Bajo las hipótesis de las fuerzas que empujan la evolución, la deriva genética ha introducido cambios aleatorios en las poblaciones humanas a través de la constante reproducción, influyendo lentamente en el aumento de la capacidad craneal y de la postura erguida. A través de la selección natural, aquellos cambios que hayan aumentado las probabilidades de supervivencia y reproducción de la especie se han preservado en el tiempo.

Al igual que otras muchas especies, el ser humano tiene algunos órganos vestigiales que en algún momento tuvieron una función principal en el organismo pero fueron descartados evolutivamente.

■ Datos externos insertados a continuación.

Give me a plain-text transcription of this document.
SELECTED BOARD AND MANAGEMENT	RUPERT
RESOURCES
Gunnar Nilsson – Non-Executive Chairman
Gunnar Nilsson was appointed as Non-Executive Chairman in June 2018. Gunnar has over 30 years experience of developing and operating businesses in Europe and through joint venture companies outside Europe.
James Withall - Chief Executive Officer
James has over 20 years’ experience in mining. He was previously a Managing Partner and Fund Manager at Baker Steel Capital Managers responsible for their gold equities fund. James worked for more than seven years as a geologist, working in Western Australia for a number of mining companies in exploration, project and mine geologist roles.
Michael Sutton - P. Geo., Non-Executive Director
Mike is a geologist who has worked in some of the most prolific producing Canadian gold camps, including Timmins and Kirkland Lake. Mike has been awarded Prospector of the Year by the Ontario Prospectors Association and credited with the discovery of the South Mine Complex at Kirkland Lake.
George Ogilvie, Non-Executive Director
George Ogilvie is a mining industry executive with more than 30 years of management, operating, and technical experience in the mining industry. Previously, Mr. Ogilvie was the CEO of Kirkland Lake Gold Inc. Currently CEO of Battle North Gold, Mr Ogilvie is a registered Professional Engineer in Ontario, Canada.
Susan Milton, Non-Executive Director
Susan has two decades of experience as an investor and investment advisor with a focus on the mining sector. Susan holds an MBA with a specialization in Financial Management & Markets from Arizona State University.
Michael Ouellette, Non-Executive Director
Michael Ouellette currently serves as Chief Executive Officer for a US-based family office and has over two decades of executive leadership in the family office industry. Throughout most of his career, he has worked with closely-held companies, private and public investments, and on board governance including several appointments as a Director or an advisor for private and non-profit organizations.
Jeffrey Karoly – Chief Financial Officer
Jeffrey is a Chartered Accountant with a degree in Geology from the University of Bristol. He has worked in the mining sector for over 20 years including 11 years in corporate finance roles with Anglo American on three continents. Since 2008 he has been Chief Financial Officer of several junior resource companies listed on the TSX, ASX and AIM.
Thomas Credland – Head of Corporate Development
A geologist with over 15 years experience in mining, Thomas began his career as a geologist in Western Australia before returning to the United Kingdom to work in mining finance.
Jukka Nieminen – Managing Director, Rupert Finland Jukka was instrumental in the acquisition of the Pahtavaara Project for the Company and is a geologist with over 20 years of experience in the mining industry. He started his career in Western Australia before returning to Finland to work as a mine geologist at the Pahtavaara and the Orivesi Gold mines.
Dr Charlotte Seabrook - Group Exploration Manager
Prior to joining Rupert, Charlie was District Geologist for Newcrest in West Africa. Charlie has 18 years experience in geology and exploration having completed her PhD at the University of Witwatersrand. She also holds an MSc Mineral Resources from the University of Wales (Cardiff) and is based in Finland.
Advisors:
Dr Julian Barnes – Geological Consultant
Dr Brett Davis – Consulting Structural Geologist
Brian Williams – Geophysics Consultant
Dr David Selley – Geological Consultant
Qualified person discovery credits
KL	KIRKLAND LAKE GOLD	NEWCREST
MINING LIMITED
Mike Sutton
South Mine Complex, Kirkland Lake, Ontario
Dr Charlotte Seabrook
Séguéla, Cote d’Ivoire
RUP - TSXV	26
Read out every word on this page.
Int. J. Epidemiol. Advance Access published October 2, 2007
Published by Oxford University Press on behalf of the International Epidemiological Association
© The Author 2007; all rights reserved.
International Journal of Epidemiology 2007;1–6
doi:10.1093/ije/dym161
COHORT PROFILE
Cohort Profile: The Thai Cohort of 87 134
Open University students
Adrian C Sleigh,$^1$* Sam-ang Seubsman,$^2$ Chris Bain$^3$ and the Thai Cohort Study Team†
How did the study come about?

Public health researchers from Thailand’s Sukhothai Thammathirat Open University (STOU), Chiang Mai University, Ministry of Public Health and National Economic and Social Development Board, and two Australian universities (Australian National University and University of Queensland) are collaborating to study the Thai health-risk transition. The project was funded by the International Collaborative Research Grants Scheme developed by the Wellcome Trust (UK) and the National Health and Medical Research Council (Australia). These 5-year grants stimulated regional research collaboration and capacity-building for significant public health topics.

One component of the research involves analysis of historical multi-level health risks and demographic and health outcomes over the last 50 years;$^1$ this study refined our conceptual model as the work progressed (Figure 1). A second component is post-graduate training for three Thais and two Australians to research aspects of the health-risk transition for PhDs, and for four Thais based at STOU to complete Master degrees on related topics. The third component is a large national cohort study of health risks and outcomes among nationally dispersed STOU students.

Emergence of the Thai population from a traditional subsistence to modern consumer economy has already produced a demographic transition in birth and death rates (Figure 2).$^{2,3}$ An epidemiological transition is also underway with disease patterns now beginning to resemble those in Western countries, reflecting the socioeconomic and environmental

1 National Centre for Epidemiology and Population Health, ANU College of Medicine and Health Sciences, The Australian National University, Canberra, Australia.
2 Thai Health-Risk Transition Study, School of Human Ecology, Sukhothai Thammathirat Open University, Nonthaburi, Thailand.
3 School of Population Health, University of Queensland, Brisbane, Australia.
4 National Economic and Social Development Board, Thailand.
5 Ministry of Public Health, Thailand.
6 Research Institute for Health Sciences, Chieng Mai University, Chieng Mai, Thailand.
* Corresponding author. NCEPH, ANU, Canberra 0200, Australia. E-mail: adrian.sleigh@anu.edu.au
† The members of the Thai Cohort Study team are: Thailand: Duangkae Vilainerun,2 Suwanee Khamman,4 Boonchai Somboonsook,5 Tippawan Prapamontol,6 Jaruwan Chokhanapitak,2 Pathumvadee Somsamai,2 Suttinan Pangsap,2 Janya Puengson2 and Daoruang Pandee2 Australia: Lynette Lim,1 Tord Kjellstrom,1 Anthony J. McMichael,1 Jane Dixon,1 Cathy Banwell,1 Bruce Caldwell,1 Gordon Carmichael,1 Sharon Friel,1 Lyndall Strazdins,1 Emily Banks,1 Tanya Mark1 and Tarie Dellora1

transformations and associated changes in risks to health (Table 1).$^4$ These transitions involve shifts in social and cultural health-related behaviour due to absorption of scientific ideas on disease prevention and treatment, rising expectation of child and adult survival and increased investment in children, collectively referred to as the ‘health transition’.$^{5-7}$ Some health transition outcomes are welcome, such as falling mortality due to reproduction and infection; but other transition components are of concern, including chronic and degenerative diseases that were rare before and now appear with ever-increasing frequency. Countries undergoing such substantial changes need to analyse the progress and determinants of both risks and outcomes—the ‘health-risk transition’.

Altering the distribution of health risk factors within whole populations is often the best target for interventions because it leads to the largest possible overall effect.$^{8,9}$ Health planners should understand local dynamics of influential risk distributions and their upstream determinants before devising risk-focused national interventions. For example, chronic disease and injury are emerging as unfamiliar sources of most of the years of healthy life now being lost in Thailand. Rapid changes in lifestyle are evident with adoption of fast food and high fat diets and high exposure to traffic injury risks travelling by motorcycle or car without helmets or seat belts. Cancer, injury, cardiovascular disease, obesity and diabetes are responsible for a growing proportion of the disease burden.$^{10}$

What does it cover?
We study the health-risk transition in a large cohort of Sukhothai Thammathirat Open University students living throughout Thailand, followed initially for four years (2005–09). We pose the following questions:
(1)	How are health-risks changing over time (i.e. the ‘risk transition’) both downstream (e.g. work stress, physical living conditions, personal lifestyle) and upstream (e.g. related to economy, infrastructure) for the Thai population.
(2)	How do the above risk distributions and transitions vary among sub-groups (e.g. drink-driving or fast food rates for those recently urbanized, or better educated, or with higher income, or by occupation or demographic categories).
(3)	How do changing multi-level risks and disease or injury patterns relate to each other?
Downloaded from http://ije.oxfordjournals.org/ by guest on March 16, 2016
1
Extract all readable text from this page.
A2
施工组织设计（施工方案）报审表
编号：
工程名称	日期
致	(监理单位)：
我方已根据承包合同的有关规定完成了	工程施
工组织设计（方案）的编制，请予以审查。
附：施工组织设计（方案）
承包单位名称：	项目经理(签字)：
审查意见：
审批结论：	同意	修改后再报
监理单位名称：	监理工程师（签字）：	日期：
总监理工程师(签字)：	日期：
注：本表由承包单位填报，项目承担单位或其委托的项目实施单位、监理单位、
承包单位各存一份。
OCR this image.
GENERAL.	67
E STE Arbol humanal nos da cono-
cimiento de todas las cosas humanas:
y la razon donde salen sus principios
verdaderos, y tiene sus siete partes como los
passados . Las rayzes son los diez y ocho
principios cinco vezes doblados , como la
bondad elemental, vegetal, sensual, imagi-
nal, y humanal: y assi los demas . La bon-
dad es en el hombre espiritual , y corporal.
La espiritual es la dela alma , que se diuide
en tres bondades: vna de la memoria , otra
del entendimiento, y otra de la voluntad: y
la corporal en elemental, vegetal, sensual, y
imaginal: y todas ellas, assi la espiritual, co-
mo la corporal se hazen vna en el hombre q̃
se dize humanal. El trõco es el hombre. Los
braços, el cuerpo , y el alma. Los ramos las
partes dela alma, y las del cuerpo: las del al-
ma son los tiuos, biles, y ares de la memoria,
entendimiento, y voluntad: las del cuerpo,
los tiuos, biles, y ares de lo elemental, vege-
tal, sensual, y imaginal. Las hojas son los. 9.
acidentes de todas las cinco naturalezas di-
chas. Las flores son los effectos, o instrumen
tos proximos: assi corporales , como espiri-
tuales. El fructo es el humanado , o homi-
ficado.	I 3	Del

Tal es el caso del apéndice, las muelas del juicio, el cóccix, la plica semilunaris, los muculos de la oreja y el pseudogén de la L-gulonolactona oxidasa.

De una comparación entre muestras fósiles y organismos modernos los paleontólogos pueden inferir el parentesco de diferentes especies. De estos estudios se observa una compleja jerarquía conexa de similaridades genéticas y anatómicas entre diferentes especies, lo que sugiere que, todos los organismos son descendientes de un ancestro común a través de una larga serie de eventos evolutivos, expandiéndose a un arbol de la vida que se ha desarrollado en los 3.500 millones de años de vida en la tierra.

El proceso de la Evolución Biológica contrasta con la doctrina del creacionismo, en la cual todos los seres vivientes fueron creados por Dios en 6 días hace unos 6.000 años atrás, o dependiendo de la interpretación que se haga del Libro de Genesis, en un lapso indeterminado de tiempo. Según el creacionismo estricto, la evolución biológica no puede explicar completamente la historia, la diversidad y la complejidad de la vida en la tierra.

NOTA: Queda pendiente especificar las fuentes empleadas.